Losing loved ones might be the most difficult thing we ever deal with in life.  It’s something we all face, but the emotions that accompany loss are hard to put in words.  No matter what our words may be, they will always be insufficient to express how we actually feel.  Despite the impossibility of the task, I want to share a few thoughts about losing my younger brother to brain cancer earlier this month.

My little brother, Marty Zieger, passed away on August 8th 2017, just after his 80th birthday.  He has been a part of my life longer than anyone else.  That’s the way it is with siblings.  Parents welcome us into the world, but by the time you’re my age, they’ve long departed.  With siblings, you have a relationship that lasts from your childhood until your old age.  They know you better than anyone else.  It was that way with Marty.  Despite our childhood spats, and occasional disagreements in later years, he was my friend for life.  Nothing can replace that.

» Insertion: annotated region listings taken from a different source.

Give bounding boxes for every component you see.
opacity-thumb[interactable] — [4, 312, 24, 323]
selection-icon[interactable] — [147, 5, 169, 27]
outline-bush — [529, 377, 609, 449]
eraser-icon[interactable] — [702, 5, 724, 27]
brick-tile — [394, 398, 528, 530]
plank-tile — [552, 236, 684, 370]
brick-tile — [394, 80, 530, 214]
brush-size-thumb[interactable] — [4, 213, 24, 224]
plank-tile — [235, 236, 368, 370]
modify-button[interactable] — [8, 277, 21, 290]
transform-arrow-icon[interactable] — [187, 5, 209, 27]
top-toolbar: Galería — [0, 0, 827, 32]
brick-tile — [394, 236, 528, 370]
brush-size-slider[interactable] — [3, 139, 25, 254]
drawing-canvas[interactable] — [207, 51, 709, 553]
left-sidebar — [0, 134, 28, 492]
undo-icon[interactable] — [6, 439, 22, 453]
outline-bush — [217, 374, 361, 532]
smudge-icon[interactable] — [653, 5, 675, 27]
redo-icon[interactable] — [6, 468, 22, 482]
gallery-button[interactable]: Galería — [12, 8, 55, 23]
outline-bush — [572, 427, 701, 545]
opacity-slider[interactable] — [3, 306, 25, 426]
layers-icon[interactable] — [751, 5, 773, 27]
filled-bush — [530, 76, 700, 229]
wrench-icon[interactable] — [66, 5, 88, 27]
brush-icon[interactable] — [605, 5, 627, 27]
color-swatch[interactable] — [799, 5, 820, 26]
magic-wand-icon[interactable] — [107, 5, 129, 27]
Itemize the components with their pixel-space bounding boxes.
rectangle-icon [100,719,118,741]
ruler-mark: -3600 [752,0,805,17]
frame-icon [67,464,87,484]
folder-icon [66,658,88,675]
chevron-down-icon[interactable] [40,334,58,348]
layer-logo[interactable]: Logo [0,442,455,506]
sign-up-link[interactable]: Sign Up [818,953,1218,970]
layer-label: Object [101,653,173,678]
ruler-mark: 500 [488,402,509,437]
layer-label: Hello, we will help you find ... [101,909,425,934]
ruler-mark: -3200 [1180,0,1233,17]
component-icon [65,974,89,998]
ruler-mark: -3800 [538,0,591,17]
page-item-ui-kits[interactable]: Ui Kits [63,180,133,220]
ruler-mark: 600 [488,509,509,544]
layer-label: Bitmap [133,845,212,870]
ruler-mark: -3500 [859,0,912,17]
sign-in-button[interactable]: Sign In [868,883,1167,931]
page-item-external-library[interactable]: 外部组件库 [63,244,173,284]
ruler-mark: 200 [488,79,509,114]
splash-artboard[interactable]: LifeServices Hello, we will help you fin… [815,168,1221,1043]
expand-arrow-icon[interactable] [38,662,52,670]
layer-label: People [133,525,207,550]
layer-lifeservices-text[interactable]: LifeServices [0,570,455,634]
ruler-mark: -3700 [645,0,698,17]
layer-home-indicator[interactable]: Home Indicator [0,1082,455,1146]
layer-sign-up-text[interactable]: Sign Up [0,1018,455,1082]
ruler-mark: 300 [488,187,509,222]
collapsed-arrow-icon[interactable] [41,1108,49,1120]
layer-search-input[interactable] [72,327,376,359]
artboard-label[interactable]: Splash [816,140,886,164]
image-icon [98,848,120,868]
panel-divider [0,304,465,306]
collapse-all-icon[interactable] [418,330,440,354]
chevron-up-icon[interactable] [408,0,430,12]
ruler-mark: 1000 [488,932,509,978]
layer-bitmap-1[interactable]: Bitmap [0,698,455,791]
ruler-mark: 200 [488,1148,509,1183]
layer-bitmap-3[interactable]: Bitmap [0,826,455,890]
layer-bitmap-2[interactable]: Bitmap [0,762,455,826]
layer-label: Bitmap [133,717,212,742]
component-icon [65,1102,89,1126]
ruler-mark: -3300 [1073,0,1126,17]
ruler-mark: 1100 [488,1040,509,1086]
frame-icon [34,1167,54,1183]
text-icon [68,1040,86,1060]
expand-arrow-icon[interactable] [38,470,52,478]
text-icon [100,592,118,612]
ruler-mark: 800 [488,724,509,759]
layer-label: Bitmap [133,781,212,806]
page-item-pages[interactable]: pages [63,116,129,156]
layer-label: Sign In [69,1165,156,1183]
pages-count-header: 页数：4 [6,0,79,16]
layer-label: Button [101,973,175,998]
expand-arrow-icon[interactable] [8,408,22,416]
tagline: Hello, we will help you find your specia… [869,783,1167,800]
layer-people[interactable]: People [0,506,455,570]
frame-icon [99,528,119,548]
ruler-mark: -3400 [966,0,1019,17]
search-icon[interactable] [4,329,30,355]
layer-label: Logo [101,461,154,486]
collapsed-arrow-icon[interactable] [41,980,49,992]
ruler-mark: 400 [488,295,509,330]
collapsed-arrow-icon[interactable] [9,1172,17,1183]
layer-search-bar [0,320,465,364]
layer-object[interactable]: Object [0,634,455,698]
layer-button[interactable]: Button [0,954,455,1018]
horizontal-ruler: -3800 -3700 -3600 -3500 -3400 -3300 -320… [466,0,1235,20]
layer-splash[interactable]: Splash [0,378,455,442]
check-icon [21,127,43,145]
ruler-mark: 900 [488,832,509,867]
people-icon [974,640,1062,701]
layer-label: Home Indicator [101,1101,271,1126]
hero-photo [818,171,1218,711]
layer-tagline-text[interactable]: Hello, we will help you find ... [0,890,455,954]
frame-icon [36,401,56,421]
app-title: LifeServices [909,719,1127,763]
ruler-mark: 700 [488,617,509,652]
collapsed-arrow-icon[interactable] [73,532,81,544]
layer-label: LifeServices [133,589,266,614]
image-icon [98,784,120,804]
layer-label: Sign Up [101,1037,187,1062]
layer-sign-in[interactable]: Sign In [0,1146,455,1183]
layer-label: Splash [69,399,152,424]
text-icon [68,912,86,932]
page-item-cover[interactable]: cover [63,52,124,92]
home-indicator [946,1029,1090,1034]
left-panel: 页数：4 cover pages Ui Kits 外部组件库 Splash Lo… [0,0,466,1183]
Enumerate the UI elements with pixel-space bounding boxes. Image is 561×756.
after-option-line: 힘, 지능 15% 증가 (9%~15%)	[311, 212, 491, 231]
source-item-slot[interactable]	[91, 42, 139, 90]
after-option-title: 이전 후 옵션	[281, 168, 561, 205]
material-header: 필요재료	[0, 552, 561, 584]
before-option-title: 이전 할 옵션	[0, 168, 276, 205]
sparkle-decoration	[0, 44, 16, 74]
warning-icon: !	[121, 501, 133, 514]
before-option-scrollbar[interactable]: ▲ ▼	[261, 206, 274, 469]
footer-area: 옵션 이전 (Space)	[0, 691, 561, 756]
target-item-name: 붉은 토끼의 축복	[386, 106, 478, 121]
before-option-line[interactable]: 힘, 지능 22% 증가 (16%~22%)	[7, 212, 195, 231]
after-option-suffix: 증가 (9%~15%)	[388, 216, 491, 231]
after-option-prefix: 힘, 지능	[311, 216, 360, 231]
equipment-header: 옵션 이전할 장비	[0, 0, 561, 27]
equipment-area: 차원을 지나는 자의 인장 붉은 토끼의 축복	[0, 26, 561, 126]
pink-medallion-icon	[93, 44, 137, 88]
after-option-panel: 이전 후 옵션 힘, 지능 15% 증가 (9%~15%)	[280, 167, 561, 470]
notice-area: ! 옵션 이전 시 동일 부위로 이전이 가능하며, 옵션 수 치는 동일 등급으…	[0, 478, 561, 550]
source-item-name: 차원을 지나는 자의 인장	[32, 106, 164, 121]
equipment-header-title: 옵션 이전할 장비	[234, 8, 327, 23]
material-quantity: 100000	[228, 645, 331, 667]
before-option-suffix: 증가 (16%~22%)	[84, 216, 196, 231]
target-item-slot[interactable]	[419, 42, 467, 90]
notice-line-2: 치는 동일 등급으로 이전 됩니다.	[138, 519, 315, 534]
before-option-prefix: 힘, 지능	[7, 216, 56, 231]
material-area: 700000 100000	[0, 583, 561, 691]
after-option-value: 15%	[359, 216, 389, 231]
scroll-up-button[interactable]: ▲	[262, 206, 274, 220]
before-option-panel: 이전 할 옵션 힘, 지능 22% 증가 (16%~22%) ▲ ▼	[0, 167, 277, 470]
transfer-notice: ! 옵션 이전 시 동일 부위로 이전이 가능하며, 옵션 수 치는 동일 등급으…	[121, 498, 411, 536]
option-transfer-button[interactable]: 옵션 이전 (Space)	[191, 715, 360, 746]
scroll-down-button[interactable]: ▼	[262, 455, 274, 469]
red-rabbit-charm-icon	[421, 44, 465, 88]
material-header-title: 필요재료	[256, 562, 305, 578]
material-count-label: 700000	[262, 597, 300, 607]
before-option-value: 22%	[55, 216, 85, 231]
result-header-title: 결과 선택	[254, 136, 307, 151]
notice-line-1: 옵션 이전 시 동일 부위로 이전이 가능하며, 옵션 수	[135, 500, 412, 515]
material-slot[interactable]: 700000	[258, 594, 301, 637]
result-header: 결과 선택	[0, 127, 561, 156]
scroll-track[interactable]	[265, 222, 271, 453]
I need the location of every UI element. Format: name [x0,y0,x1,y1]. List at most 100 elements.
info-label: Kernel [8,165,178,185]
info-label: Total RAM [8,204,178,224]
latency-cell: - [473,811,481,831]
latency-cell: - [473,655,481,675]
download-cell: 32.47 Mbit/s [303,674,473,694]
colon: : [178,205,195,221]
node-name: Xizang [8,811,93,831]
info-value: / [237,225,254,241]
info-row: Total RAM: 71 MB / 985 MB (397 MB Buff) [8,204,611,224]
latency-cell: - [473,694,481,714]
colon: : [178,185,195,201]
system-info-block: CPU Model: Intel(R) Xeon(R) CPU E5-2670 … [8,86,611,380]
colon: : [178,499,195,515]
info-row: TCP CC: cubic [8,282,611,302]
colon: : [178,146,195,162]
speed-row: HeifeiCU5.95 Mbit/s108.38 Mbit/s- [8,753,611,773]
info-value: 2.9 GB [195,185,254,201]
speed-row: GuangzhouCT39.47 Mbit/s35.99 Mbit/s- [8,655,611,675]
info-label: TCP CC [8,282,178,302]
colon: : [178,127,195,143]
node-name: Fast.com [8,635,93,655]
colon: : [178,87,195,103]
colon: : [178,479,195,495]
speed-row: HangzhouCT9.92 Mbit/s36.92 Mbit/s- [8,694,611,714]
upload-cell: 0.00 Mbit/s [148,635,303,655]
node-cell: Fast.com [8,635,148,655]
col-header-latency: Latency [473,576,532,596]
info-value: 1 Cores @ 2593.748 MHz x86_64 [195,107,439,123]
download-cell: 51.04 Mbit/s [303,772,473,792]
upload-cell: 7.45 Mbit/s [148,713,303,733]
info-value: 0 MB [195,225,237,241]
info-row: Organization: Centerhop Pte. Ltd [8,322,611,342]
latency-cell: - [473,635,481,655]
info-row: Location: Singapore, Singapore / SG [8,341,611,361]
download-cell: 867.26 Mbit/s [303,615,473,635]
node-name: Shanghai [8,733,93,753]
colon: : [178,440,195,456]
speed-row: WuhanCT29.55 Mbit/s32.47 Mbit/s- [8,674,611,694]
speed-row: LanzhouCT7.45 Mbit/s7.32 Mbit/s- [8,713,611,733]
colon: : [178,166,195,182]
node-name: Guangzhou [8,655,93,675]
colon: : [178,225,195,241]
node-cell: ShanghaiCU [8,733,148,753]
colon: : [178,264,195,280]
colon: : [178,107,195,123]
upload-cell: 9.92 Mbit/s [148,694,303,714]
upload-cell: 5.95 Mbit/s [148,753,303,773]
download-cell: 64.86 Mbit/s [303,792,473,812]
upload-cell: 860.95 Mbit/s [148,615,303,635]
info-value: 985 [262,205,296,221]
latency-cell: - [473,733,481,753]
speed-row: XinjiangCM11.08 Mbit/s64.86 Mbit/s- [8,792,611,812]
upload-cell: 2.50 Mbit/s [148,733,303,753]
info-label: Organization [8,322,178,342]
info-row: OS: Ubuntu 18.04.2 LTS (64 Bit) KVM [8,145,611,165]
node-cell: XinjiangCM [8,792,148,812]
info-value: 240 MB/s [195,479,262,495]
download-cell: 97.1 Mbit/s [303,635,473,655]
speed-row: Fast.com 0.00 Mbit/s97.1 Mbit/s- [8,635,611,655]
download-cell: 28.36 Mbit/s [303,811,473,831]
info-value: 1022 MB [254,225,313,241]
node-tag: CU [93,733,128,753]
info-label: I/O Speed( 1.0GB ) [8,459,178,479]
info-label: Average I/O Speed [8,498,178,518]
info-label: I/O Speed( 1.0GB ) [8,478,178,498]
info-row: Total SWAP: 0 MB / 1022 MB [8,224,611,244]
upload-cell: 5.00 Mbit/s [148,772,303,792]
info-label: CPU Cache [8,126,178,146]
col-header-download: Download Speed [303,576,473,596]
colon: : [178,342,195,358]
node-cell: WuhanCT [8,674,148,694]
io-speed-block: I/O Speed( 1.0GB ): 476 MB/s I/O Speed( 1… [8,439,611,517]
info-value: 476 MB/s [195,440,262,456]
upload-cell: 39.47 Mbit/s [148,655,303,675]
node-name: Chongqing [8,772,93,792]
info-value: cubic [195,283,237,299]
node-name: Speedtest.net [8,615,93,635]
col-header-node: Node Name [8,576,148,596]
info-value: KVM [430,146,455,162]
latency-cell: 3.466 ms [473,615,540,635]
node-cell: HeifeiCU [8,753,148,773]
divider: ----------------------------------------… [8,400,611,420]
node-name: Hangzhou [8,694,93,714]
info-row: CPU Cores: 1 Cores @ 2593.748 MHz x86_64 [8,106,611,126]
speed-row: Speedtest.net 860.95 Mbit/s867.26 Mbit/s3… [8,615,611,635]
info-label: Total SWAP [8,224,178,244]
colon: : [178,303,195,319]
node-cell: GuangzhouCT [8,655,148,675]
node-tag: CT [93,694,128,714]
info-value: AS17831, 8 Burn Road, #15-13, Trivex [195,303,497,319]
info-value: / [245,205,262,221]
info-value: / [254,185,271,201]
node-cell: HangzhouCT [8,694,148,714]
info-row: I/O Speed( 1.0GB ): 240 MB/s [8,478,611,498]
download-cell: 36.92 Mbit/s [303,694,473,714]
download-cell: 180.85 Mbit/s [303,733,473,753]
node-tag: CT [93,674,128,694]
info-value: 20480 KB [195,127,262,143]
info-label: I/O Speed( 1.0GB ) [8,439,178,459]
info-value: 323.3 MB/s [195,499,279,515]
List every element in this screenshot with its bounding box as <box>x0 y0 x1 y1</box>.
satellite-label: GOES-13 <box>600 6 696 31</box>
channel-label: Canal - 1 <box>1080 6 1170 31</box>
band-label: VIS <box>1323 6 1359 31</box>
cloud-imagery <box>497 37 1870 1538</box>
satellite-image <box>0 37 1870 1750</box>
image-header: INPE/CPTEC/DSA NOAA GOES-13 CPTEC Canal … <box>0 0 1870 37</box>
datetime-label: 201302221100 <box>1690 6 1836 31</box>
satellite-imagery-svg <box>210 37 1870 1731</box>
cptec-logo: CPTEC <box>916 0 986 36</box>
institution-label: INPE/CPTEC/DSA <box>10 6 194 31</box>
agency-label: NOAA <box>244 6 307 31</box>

One piece of solace for me is that Marty isn’t in pain anymore.  When I visited him this summer, it was clear to see that the cancer had taken its toll.  He was in severe discomfort.  I’m glad that he doesn’t feel that pain anymore.  Another piece of comfort that I take in all this is that Marty lived a full life.  He had a great marriage with his wife, Ellen.  He leaves behind a legacy of wonderful, accomplished children and grandchildren who loved him dearly.  He was so proud of them.  A surefire way to light up Marty’s face was to ask him about his kids and grandkids.

It’s difficult to say goodbye.  But, death happens to all of us.  It’s just a part of life.  All we can do is make the most of our time with our loved ones while were here.  Marty did that.  I’m proud to be his big brother.

I love you, Marty.  Rest well.


Larry & Biscuit

PS— Sadly, last week, we also lost our family dog, Biscuit.

He was a beautiful Cavalier King Charles Spaniel, and the kindest dog you could ever meet.  Not the best guard dog, though—if a burglar were to break in, Biscuit would’ve pointed him directly to the jewels.

But we loved him, and we wouldn’t have wanted any other dog.

He has been a permanent fixture around our home for the last 9 years.  We will miss him dearly.